Fig. 3. Modelling contractility-driven collective migration.

(A) Illustration of the computational model cluster. Yellow: edge cells; green: internal cells; red: contraction; horizontal line: distinction between front and rear, with rear outer cells contracting (red spring). (B) Directionality (means ± SEM) of clusters. n = 10 clusters. ***P ≤ 0.001 (two-tailed Student’s t-test); ns, not significant. (C and D) Intercalation of a rear cell (purple) between two adjacent cells (orange) in silico (C) and ex vivo (D) during directional migration. Scale bar, 20 μm. (E to H) Wave of contraction. Speed heat map during migration in silico (E) and ex vivo (G). Speed profile (means ± SEM) from clusters in silico (F) and ex vivo (H) at different times during directional migration. Position 0 μm represents the rear of the cluster; position 200 μm and 170 μm (F and H, respectively) represents the front of the cluster. n = 5 clusters. Scale bar, 40 μm. (I and J) Direction of intra-cluster cell movements shown from time-averaged cell tracks in silico (I) and PIV ex vivo (J) after subtracting cluster movement. n = 5 clusters. Scale bar, 40 μm. (K) Cluster speed and rear cell intercalation during migration. (L) Cluster speed (means ± SEM) and rear cell intercalation (means ± SEM) of clusters. Abl: laser ablation of the actomyosin ring in rear cells. n = 6-21 clusters. ***P ≤ 0.001 (two-tailed Student’s t-test); ns, not significant. Top of all pictures is the rear.

Fig. 4. Actomyosin drives collective chemotaxis in vivo in Xenopus.

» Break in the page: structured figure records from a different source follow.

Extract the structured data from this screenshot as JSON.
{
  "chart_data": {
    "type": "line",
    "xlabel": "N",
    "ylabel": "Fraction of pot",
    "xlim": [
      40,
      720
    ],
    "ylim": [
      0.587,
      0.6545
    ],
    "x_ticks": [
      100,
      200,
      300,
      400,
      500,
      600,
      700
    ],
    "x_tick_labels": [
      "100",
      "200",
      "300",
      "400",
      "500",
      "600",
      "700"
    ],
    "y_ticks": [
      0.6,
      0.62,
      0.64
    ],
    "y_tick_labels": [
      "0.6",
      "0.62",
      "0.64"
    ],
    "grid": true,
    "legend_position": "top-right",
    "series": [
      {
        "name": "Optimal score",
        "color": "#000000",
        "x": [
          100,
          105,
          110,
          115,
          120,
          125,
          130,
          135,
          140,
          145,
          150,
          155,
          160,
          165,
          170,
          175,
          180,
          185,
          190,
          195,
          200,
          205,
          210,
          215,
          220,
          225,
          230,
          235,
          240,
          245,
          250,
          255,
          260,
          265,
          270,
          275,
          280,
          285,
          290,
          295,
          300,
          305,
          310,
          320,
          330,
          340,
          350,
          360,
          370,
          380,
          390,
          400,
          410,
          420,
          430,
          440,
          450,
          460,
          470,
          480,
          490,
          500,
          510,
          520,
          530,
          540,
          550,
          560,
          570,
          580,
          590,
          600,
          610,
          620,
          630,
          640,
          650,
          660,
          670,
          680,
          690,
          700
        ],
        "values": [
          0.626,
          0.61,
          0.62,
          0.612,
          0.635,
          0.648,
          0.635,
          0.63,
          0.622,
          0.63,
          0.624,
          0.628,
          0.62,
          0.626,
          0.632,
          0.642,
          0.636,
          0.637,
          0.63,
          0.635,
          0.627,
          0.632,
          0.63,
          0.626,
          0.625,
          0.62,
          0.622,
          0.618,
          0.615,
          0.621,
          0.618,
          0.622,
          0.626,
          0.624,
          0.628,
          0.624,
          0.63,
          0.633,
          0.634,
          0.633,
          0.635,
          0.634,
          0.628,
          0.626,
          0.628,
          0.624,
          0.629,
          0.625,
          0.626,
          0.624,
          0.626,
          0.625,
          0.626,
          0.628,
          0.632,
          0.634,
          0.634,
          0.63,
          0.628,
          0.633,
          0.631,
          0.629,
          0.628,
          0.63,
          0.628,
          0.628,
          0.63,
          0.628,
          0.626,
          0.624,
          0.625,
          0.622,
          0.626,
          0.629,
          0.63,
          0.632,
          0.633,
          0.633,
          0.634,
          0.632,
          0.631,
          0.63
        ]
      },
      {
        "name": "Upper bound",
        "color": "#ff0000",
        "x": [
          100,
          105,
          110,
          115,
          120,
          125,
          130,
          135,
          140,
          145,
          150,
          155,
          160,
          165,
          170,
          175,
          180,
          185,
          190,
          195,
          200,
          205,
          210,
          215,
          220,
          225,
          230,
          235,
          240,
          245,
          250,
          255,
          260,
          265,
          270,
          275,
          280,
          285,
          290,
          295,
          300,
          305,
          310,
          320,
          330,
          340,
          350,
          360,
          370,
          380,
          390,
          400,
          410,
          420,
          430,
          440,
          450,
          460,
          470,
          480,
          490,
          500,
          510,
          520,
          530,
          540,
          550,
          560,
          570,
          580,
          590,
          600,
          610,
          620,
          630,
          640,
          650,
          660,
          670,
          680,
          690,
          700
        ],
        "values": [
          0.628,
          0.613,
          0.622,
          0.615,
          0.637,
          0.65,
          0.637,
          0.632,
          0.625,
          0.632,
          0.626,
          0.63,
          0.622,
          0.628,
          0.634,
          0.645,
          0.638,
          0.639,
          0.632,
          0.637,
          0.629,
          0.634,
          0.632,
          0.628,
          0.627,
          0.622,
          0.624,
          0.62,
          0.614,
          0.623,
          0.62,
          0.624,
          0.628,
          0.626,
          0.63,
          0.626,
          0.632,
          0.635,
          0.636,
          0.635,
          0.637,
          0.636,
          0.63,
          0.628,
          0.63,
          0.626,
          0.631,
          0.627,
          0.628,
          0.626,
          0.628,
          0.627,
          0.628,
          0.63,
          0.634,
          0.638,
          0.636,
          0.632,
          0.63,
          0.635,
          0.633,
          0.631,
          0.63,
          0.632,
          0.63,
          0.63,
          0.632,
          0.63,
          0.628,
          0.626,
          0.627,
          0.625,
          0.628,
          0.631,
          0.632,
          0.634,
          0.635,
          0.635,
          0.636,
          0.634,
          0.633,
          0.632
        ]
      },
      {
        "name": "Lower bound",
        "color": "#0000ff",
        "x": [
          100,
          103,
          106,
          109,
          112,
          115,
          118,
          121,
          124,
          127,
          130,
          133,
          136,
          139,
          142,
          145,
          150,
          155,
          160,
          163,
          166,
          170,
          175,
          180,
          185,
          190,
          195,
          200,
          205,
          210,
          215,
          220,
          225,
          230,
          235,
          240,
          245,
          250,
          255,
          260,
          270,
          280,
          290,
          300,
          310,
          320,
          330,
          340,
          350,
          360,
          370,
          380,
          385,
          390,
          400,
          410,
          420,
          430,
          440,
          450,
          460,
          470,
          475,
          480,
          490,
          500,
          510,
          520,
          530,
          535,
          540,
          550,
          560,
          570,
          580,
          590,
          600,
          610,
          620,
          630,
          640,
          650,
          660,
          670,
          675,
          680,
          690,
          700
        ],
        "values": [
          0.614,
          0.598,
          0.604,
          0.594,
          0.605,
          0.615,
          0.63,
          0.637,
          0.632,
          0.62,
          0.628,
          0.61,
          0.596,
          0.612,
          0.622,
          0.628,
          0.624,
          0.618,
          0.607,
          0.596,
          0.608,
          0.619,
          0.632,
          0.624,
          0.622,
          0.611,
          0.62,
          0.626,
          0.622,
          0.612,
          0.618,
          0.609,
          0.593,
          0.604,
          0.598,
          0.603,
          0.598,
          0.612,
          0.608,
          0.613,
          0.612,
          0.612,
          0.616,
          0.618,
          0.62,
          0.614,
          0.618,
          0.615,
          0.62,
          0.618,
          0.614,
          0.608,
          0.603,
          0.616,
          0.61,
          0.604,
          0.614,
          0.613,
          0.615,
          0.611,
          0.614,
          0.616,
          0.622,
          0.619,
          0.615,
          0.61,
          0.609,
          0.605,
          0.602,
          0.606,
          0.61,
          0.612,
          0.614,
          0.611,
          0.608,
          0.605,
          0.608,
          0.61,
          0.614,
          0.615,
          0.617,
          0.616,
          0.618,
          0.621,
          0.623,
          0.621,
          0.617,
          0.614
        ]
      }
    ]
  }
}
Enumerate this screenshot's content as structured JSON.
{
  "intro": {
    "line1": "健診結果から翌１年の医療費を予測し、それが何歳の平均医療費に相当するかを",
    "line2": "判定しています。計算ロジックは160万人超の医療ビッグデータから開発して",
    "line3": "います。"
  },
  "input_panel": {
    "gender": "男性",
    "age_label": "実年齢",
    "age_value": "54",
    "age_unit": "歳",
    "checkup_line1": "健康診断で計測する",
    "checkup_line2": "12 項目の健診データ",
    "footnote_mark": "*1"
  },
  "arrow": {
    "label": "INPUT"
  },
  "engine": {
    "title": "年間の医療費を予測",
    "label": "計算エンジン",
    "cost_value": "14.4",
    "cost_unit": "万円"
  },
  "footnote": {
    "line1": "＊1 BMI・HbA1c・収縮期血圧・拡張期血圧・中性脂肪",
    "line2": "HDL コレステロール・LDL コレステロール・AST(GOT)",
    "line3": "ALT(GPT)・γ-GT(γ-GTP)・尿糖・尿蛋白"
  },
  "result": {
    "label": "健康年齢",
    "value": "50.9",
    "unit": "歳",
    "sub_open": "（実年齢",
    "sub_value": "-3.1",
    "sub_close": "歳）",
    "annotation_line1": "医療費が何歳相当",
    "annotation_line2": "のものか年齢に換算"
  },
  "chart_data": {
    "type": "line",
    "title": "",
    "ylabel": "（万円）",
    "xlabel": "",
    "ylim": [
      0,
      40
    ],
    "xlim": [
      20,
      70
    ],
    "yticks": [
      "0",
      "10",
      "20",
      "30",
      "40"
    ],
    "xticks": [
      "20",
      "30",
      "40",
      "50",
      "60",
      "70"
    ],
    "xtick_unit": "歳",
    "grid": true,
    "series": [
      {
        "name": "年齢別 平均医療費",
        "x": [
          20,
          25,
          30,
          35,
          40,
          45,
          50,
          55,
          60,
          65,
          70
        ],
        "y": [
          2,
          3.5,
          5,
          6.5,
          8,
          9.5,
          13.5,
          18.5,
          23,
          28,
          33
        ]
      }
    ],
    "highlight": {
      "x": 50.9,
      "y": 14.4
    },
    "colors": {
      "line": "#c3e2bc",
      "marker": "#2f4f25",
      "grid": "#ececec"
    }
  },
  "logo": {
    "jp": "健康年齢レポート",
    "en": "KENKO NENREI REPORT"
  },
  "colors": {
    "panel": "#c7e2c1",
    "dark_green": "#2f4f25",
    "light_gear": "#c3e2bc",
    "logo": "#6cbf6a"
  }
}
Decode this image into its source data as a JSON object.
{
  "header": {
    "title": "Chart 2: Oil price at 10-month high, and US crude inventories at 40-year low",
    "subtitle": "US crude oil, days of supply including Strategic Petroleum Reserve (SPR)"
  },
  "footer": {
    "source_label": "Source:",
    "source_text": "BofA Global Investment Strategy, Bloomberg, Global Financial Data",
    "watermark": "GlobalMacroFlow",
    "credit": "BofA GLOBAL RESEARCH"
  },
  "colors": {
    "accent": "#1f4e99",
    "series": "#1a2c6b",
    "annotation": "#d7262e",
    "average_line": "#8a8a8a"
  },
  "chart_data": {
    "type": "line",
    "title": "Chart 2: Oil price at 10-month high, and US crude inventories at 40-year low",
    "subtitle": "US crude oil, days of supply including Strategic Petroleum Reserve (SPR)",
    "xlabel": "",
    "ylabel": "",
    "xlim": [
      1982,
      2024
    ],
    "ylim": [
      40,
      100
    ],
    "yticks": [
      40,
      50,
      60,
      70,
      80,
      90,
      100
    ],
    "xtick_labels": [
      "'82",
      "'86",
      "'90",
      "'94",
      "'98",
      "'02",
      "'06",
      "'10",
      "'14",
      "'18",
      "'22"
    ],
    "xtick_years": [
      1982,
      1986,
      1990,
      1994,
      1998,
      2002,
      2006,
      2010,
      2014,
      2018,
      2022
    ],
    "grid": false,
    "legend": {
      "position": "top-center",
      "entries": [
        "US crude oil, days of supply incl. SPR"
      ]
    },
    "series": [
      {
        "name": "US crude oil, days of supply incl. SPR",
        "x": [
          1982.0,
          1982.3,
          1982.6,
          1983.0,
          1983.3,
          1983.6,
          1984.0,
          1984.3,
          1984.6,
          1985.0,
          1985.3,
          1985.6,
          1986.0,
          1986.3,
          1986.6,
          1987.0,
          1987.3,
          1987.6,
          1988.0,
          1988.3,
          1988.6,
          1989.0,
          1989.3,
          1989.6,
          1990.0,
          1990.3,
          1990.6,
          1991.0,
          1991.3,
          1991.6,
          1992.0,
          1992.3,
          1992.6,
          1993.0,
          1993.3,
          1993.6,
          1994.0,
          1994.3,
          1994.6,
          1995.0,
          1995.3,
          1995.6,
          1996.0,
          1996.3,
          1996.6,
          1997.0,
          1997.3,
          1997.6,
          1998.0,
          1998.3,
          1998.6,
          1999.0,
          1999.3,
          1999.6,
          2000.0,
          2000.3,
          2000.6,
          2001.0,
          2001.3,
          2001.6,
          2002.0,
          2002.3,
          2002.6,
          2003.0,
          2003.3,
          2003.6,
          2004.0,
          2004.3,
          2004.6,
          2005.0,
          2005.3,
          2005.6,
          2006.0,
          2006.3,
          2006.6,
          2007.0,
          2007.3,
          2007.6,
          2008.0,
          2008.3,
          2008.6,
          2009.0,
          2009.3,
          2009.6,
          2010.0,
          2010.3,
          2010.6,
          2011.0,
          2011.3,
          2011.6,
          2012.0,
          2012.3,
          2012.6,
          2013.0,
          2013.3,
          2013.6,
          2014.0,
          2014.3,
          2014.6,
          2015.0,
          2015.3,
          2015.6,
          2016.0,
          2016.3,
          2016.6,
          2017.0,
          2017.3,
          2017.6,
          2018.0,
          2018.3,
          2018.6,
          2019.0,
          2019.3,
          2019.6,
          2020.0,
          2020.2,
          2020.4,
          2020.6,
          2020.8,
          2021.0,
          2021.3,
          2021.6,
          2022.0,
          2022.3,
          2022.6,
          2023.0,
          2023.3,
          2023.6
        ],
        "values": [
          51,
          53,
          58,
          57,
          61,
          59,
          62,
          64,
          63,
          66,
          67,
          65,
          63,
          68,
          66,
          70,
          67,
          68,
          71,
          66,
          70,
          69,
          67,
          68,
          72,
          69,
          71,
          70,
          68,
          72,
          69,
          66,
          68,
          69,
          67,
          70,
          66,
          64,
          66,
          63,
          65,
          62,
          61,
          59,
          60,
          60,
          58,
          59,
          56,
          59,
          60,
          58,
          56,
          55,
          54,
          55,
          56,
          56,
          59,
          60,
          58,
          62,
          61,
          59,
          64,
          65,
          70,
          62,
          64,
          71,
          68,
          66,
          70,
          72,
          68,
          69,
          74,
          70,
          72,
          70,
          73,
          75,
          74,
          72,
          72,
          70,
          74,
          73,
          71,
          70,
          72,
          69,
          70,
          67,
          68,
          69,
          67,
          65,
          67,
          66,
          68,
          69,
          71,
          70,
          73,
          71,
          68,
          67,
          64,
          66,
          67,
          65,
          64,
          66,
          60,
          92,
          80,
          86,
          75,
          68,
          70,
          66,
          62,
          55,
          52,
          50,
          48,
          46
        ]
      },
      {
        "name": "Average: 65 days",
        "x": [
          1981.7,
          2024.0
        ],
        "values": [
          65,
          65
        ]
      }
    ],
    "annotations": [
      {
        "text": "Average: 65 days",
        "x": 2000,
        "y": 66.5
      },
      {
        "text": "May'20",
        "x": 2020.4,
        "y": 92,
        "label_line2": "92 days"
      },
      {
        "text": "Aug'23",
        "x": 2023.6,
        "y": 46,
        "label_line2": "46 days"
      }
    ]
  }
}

(A and B) Immunofluorescence of the rear (A) and front (B) of the Xenopus neural crest stream. MLC: myosin light chain; dashed lines: cell-cell contacts between neural crest cells. Scale bar, 10 μm. (C) Contraction of the actomyosin cable of Xenopus neural crest in vivo; green arrowheads: cell-cell contacts; dashed line: cell edges. Scale bar, 10 μm. (D) Actomyosin length at the front (brown line) and rear (green line) of a Xenopus cluster in vivo, and the position of the front (red line) and rear (blue line) of the cluster. (E) Intercalation of a rear cell (purple) between two adjacent cells (orange) in in vivo. Scale bar, 20 μm. (F) Tracks of rear neural crest cells in vivo after subtracting the cluster movement. Scale bar, 30 μm. Grey dots: initial cell positions. (G to N) Experimental design of treated Xenopus embryos (G, J and M), representative tracks of neural crest clusters (H, K and N) and migration index (means ± SEM) (I, L and O). Green box: initial illumination area; cross: starting position of the explant. n = 10 clusters. ***P ≤ 0.001 (two-tailed Student’s t-test). Scale bar, 50 μm. (P) The model: collective cell chemotaxis is driven by actomyosin contractility at the rear (red arrows). Top of all pictures is the rear.